Investors with about 60 percent of the Greek bonds eligible for the nation’s debt swap have so far indicated they’ll participate, putting the country on the verge of the biggest sovereign restructuring in history.
Greece’s largest banks, most of the country’s pension funds, and more than 30 European banks and insurers including BNP Paribas SA, Commerzbank AG and Assicurazioni Generali SpA have agreed to the offer. That brings the total so far to about 124 billion euros ($163 billion), based on data compiled by Bloomberg from company reports and government statements.
The goal of the exchange is to reduce the 206 billion euros of privately held Greek debt by 53.5 percent and turn the tide against the debt crisis that has roiled Europe for more than two years. While Greece would prefer a voluntary deal, the government has said it will use collective action clauses to force holders of Greek-law bonds into the swap if the so-called private sector involvement falls short and it gets sufficient approval from investors to change the bonds’ terms.
“Adding up the commitments to participate in the Greek PSI, it is now clear that the CAC hurdles will very likely be cleared,” Commerzbank’s head of fixed-income strategy, Christoph Rieger, said in a note yesterday. Under the rules of the exchange, investors holding at least 50 percent of the eligible bonds must vote on the swap, and 66 percent of those must agree to amend the bonds to enable the government to impose the collective action clauses, Rieger said.

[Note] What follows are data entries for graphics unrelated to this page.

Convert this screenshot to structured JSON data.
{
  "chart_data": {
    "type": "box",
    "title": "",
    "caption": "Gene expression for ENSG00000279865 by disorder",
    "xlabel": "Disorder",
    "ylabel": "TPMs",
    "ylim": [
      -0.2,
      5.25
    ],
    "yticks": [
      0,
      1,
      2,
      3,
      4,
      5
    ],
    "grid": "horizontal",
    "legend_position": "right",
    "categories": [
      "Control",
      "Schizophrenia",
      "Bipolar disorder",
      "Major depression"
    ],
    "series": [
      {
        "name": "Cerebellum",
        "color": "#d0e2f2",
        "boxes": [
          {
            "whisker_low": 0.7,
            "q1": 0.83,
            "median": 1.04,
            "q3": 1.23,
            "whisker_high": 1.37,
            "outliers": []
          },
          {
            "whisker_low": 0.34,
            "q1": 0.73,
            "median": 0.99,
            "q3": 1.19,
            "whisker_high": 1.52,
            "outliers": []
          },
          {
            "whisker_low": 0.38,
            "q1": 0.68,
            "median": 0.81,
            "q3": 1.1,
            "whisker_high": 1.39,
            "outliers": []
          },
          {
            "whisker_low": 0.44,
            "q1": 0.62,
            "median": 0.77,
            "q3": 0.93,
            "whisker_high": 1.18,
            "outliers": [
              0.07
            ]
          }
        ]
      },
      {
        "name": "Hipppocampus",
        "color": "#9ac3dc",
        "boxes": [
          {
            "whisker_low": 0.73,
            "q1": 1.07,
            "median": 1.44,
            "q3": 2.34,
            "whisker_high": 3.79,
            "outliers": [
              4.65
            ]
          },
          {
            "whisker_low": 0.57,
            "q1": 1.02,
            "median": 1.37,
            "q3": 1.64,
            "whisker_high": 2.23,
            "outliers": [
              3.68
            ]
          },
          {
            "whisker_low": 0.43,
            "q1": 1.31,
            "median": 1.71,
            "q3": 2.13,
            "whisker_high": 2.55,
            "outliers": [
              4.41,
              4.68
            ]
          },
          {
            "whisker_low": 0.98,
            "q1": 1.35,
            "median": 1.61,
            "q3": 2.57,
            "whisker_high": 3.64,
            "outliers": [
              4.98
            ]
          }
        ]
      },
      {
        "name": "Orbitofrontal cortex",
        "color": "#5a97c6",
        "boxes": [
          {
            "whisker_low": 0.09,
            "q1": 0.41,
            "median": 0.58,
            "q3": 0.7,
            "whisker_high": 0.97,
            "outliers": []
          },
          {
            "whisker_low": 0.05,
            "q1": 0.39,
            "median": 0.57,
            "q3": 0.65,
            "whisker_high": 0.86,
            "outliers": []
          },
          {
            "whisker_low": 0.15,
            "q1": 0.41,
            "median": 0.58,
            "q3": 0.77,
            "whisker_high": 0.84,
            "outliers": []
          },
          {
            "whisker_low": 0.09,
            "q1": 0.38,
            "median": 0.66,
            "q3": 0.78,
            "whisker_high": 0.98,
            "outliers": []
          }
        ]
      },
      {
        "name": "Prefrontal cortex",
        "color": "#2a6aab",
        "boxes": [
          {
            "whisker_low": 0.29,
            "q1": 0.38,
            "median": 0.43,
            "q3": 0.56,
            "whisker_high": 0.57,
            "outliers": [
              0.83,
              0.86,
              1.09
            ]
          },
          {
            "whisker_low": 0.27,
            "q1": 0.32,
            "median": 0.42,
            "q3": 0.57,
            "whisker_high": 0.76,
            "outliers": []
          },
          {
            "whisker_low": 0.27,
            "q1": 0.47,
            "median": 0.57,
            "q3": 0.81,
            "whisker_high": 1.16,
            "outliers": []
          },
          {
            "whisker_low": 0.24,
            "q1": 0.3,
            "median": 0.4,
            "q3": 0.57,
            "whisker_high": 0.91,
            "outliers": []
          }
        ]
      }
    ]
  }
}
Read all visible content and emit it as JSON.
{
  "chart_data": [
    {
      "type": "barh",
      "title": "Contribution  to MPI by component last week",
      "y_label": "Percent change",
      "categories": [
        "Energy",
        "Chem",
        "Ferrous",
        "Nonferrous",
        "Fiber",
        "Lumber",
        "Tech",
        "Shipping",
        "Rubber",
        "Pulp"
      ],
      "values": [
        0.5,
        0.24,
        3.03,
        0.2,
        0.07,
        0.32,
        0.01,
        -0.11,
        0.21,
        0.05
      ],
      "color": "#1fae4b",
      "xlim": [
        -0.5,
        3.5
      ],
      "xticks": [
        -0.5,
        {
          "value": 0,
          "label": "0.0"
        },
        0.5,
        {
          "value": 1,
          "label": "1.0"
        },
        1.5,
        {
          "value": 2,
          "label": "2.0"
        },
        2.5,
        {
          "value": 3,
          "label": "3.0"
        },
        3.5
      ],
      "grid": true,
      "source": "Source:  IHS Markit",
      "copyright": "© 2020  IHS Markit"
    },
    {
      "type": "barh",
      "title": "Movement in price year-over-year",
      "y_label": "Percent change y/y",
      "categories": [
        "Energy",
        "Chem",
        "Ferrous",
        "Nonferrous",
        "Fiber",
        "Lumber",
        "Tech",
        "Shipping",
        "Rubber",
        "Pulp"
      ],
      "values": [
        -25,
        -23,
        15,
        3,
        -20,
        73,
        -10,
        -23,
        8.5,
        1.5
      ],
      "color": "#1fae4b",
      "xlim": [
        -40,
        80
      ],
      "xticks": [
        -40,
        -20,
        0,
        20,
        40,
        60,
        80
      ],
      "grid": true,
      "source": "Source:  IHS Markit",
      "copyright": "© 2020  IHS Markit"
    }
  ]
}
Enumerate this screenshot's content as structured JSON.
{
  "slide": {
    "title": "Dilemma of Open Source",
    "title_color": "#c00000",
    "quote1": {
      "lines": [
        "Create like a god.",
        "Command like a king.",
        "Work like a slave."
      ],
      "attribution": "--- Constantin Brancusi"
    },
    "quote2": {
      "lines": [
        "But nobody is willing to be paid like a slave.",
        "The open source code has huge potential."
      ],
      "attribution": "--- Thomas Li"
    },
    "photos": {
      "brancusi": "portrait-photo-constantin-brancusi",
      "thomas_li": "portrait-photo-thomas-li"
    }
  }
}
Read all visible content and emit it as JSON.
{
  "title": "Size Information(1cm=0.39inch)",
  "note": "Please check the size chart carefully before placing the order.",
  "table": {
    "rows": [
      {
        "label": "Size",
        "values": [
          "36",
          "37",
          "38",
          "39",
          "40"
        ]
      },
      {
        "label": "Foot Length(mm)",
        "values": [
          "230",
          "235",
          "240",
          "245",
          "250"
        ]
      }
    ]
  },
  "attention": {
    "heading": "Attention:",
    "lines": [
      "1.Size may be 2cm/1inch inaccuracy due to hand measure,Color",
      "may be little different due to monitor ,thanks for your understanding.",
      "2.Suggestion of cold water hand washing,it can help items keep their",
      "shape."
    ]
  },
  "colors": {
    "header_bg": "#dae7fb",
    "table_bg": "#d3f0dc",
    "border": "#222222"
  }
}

The offer ends at 10 p.m. Athens time Thursday.
Hans Humes, president of Greylock Capital Management, expects holders of more than 80 percent of Greece’s government bonds to accede to the swap, he said in a Bloomberg Television interview Wednesday. Humes is a member of a committee of private bondholders that negotiated the deal with the government.
Greece’s six largest banks, cumulatively the biggest private holders of the country’s debt, plan to accept the offer, the Finance Ministry said March 6. Greek pension funds with about 17 billion euros of bonds will also join, Finance Minister Evangelos Venizelos said on Real FM Radio Wednesday.
More than 30 banks and insurers that were on the private creditor-investor committee for Greece plan to accept the swap, according to an e-mailed statement from the Institute of International Finance Wednesday. Those investors hold an aggregate 84 billion euros of bonds, the IIF said.
Investors who participate will get new bonds with a face value of less than half the previous securities, longer maturities and reduced interest rates, leading to a net present value loss of more than 70 percent. The new bonds do come with warrants that will provide extra income in years when Greek economic growth exceeds certain thresholds.
Greece expects holders to accept the offer and is ready to force them if necessary, Venizelos said in a Bloomberg Television interview in Athens this week. The government has said it wants participation above 90 percent and is seeking a minimum level of 75 percent, including with use of the collective action clauses.
“I do fully expect to be part of the collective action clause,” Patrick Armstrong, managing partner at Armstrong Investment Managers in London, said Wednesday in a Bloomberg Television interview. He won’t voluntarily join in the swap because of the “minuscule” chance his bond maturing March 20 will be redeemed at face value.
Compelling holdouts to take part will likely trigger insurance contracts on the debt known as credit default swaps.
“I can’t see any scenario where people are forced to participate against their will and they aren’t triggered,” Armstrong said.
The swap provides “a moment for a real turning of the page,” that should allow Greece to “regain some economic vitality,” IIF Managing Director Charles Dallara, who led negotiations for private creditors in the debt-swap discussions, said in a telephone interview Wednesday. The Washington, D.C.- based IIF represents more than 450 financial firms globally.
The members of the IIF creditor-investor committee who agreed to participate are Ageas, Allianz SE, Alpha Bank SA, Axa SA, La Banque Postale, Banco Bilbao Vizcaya Argentaria SA, Bank of Cyprus, BNP Paribas, CNP Assurances SA, Commerzbank AG, Credit Agricole SA, Credit Foncier, DekaBank Deutsche Girozentrale, Deutsche Bank AG, Dexia SA, Emporiki Bank of Greece SA, EFG Eurobank, Generali, Greylock, Groupama SA, HSBC Holdings Plc, ING Bank, Intesa Sanpaolo SpA, KBC Groep NV, Landesbank Baden-Wuerttemberg, Marfin Popular Bank Plc, Metlife Inc., National Bank of Greece SA, Piraeus Bank SA, Royal Bank of Scotland Group Plc, Societe Generale SA and UniCredit SpA.
In Germany, Munich Re, DZ Bank AG and KfW Group also said they will take part in the exchange. FMS Wertmanagement, the bad bank created to prevent the collapse of German property lender Hypo Real Estate Holding AG, and Erste Abwicklungsanstalt, the restructuring unit of state-owned lender WestLB AG, are both planning to take part in the exchange, according to people familiar with the matter. The two bad banks together hold as much as 9.8 billion euros in Greek debt.